Saturday, November 7, 2015

Steve Schapiro, Scenes of Art

Last weekend I attended an agent-based conference in Santa Fe, New Mexico. I expect to share a few notes about that conference in my next post. But let’s start with some serendipity. On my trip home I met Steve Schapiro, a photographer from Chicago. Chance tossed us together on two legs of the journey: the shuttle to Albuquerque then the flight to Chicago.

Steve showed me this. When you are eating a meal either alone or in company — stop — sometime during the course of the meal. Look at the scene before you on the table. The arrangement of food and implements will be a scene of art. It will be perfect. You cannot improve it. If you try to improve it by moving things around you will only break it. You will make it worse.

First Steve told me about this, then later he proved it. After I had mostly finished my airline snacks and cup of coffee, he stopped me to look at the tray-table in front of me. It was indeed a satisfying scene of art.

What a delight!

Of course I can’t leave this alone. I need to explain this phenomenon. Here goes my attempt.

The scene invites you to participate. A person looking into that scene may know exactly where he or she would start. When I look at that scene I feel an impulse in my arm to start an action.

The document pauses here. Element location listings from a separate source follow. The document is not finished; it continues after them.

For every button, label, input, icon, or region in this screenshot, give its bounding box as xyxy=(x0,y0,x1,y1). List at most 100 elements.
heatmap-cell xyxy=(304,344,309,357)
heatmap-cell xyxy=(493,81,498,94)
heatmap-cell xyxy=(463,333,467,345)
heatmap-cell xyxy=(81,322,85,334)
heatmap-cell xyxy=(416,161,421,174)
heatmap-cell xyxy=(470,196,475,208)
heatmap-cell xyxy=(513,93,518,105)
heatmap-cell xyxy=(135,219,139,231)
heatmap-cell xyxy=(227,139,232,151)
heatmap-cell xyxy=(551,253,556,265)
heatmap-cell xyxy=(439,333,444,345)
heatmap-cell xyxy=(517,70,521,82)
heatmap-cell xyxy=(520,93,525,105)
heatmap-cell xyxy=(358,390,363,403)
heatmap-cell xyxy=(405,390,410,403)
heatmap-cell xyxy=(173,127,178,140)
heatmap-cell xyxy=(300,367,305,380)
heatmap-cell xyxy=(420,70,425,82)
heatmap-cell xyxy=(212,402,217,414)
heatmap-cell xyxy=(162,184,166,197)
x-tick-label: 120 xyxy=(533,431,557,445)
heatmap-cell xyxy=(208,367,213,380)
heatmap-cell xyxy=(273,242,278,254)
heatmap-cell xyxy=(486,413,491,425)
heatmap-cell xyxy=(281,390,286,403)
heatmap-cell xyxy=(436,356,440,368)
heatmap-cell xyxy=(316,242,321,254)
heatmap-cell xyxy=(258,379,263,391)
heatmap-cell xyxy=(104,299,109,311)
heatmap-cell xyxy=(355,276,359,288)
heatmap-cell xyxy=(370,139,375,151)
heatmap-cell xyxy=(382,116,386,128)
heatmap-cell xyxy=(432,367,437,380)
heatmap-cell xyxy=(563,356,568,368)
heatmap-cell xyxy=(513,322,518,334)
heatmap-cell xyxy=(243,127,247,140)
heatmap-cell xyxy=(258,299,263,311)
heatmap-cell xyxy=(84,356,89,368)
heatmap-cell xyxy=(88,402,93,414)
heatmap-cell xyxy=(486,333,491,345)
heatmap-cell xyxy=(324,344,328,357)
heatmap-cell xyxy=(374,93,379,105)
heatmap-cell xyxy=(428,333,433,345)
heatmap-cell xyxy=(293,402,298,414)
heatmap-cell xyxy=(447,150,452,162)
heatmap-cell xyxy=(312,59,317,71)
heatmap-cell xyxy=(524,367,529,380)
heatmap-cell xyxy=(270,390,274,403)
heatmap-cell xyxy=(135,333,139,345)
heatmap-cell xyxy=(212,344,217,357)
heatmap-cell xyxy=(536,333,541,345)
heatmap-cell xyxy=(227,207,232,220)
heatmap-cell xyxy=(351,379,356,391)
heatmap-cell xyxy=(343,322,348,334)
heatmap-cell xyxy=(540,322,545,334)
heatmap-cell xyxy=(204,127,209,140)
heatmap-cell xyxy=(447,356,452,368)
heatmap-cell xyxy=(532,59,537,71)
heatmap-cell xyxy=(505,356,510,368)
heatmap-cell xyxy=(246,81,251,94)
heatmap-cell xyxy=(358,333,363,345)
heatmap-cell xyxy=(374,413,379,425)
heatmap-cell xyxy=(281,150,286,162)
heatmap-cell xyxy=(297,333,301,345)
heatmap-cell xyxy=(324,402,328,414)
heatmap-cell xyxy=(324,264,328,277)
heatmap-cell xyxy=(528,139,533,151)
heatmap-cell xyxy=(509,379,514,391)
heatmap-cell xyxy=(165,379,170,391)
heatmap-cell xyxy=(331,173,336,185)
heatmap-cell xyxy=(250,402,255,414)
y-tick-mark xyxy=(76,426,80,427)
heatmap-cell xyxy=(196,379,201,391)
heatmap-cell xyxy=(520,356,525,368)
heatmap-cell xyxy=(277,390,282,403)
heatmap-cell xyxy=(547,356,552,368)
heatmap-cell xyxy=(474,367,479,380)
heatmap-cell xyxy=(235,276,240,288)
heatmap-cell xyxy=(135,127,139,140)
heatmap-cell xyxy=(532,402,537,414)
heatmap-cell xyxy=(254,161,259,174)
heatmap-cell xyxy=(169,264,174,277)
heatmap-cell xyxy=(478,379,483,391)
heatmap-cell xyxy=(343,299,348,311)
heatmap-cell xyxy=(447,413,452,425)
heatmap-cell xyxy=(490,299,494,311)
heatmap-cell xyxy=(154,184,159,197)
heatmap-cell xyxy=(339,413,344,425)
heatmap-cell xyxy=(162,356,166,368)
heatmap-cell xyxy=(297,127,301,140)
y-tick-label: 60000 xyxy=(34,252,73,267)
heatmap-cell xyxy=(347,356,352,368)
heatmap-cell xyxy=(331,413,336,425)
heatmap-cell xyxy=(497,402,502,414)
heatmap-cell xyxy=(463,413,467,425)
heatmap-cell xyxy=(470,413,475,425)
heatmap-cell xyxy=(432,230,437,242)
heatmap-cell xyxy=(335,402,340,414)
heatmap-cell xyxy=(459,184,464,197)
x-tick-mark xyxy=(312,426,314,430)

One reason for this feeling is, I suppose, that almost everything in the scene was made for use with human hands. The table, utensils, napkin, and servings of food were all made for human touch.

Let us compare the scene of a partially completed meal with three alternative scenes:
meal just set
If we look at the table with everything set in place but the meal not yet commenced, we human observers might know how we would start but we are not sure we have permission. Is this place setting mine or someone else’s? Has the time to dig in been signaled? It would be improper if we started without these permissions. The scene does not quite invite my participation.
craftsman’s workbench
We might look at a midday scene on a craftsman’s workbench and, as in the scene of a meal in progress, see objects which were made for use with human hands. But if I am not familiar with that particular craft I do not have any sense of what I would do next. The scene does not invite my participation.
extra-human landscape
A natural landscape with no evidence of human existence may appear beautiful to my human eye but this sense of beauty differs from the art I sense in a partially completed meal. I do not know how or if I would start to do anything in this scene. It does not invite my participation.



Why, you might ask, am I writing about scenes of art in this blog which has the purpose of promulgating the Resource-Patterns Model of Life? Psychology. The main interest which I find in RPM is its implication that we living things are probably biased to search for resource patterns. Such searches might be expressed as instincts or impulses. And this could possibly include our sense of art.

I could grope forward here to propose more specifically-worded ways that a sense of art may help LTs find RPs. But I prefer to encourage the reader to think in that way.


Addition: March 23, 2016
David Sloan Wilson seems to deal with a similar question. See for example Chapter 16 in Evolution for Everyone: How Darwin's Theory Can Change the Way We Think About Our Lives, (2007). Wilson looks into this question from a different model, a different perspective, although there are strong parallels.